官公庁のシステム調達案件に入札する企業を事実上制限する基準がひっそりと生まれていた。新基準は,入札参加企業をランク付けする際に,年間売上高を重視するため,中堅・中小のソフト会社やベンチャー企業は,大規模案件に入札できなくなる。業界団体からは反発の声が上がっている。

図●入札の競争参加者の資格
以下の5項目の内容に応じた得点の合計で,競争参加企業をA,B,C,Dの4ランクに分類する。この方法では大手企業の評価がどうしても高くなる
 この新基準は今年1月に導入済み。システム調達に限らず,すべての政府調達案件に適用している。新基準は,(1)年間平均売上高,(2)自己資本額,(3)営業年数,(4)流動比率,(5)機械設備等の額の五つの数字をそれぞれ点数化した合計値(100点満点)によって,各企業の入札参加資格を決める([拡大表示])。

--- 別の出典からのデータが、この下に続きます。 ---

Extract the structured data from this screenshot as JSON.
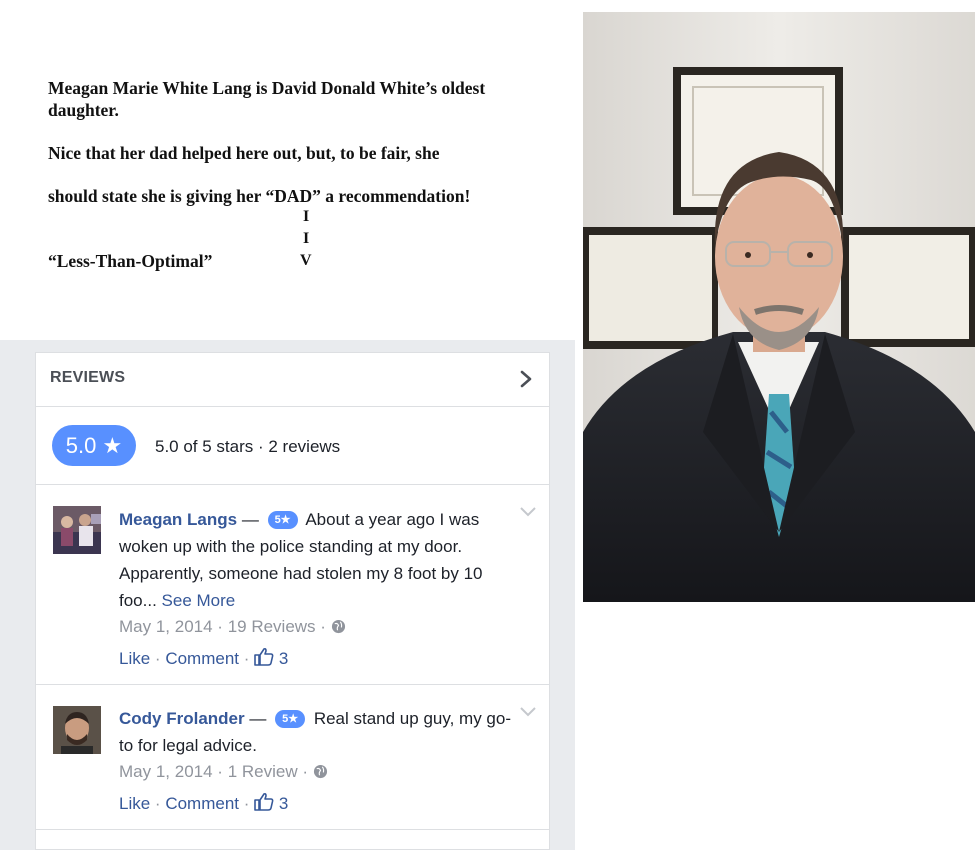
{
  "note": {
    "line1": "Meagan Marie White Lang is David Donald White’s oldest",
    "line2": "daughter.",
    "line3": "Nice that her dad helped here out, but, to be fair, she",
    "line4": "should state she is giving her “DAD” a recommendation!",
    "arrow1": "I",
    "arrow2": "I",
    "arrow3": "V",
    "label": "“Less-Than-Optimal”"
  },
  "reviews_panel": {
    "title": "REVIEWS",
    "rating_pill": "5.0 ★",
    "rating_summary": "5.0 of 5 stars · 2 reviews",
    "items": [
      {
        "name": "Meagan Langs",
        "dash": "—",
        "badge": "5★",
        "text": "About a year ago I was woken up with the police standing at my door. Apparently, someone had stolen my 8 foot by 10 foo...",
        "see_more": "See More",
        "date": "May 1, 2014",
        "review_count": "19 Reviews",
        "like": "Like",
        "comment": "Comment",
        "likes": "3"
      },
      {
        "name": "Cody Frolander",
        "dash": "—",
        "badge": "5★",
        "text": "Real stand up guy, my go-to for legal advice.",
        "date": "May 1, 2014",
        "review_count": "1 Review",
        "like": "Like",
        "comment": "Comment",
        "likes": "3"
      }
    ]
  },
  "colors": {
    "link": "#365899",
    "accent": "#5890ff",
    "muted": "#90949c",
    "panel_bg": "#e9ebee"
  }
}
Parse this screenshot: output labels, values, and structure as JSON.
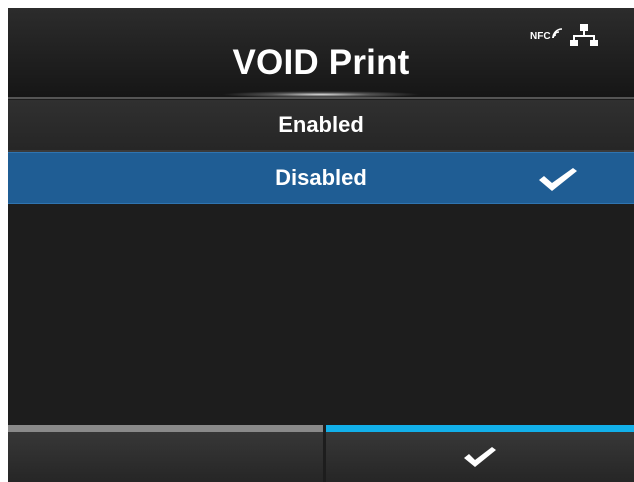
{
  "header": {
    "title": "VOID Print",
    "status_icons": {
      "nfc_label": "NFC",
      "nfc_icon": "nfc-wireless-icon",
      "network_icon": "network-icon"
    }
  },
  "menu": {
    "items": [
      {
        "label": "Enabled",
        "selected": false
      },
      {
        "label": "Disabled",
        "selected": true,
        "icon": "checkmark-icon"
      }
    ]
  },
  "footer": {
    "left_button": {
      "label": ""
    },
    "right_button": {
      "icon": "checkmark-icon"
    }
  },
  "colors": {
    "background": "#1d1d1d",
    "selection": "#1f5d94",
    "accent": "#12b0ea",
    "back_bar": "#8a8a8a",
    "text": "#ffffff"
  }
}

 情報システムの開発を含む「役務の提供」については,(5)の「機械設備」の多寡は関係ないため,(1)~(4)の合計で,入札参加企業を「A(90点以上)」,「B(80点以上90点未満)」,「C(55点以上80点未満)」,「D(55点未満)」の4段階に分類して,参加できる入札案件を制限する。落札予定価格が3000万円以上の案件はAランクの企業だけが参加できる。これに対して,Bランクは1500万円以上3000万円未満,Cランクは300万円以上1500万円未満,Dランクに至っては300万円未満の案件にしか入札に参加できない。

 問題は,各企業のランクを決める要素のうち,年間売上高が大きな比重を占めるので,大企業に著しく有利になっていることだ。逆に中堅・中小企業や設立間もないベンチャー企業は,技術力の優劣にかかわりなく,一様に低いランクが付いてしまう。例えば設立後10年未満で,自己資本10億円以下のベンチャー企業が,Aランクを取得するのは不可能に近い。落札予定価格3000万円以上が多い電子政府関連の案件からは,事実上,閉め出される。

 この新基準に対して,ソフト会社の業界団体「JISA」は「電子政府関連の調達が増えている時期に,入札企業をふるいにかけるのはおかしい」と政府に抗議している。しかし,基準を取りまとめた総務省は,「参加資格はランクだけに頼らず弾力的に運用する申し合わせがある。当面内容を見直すつもりはない」と,議論に乗らない。

 このまま調達基準の見直しが進まなければ,官公庁のシステム調達案件における大手企業の寡占は,いっそう進むことになる。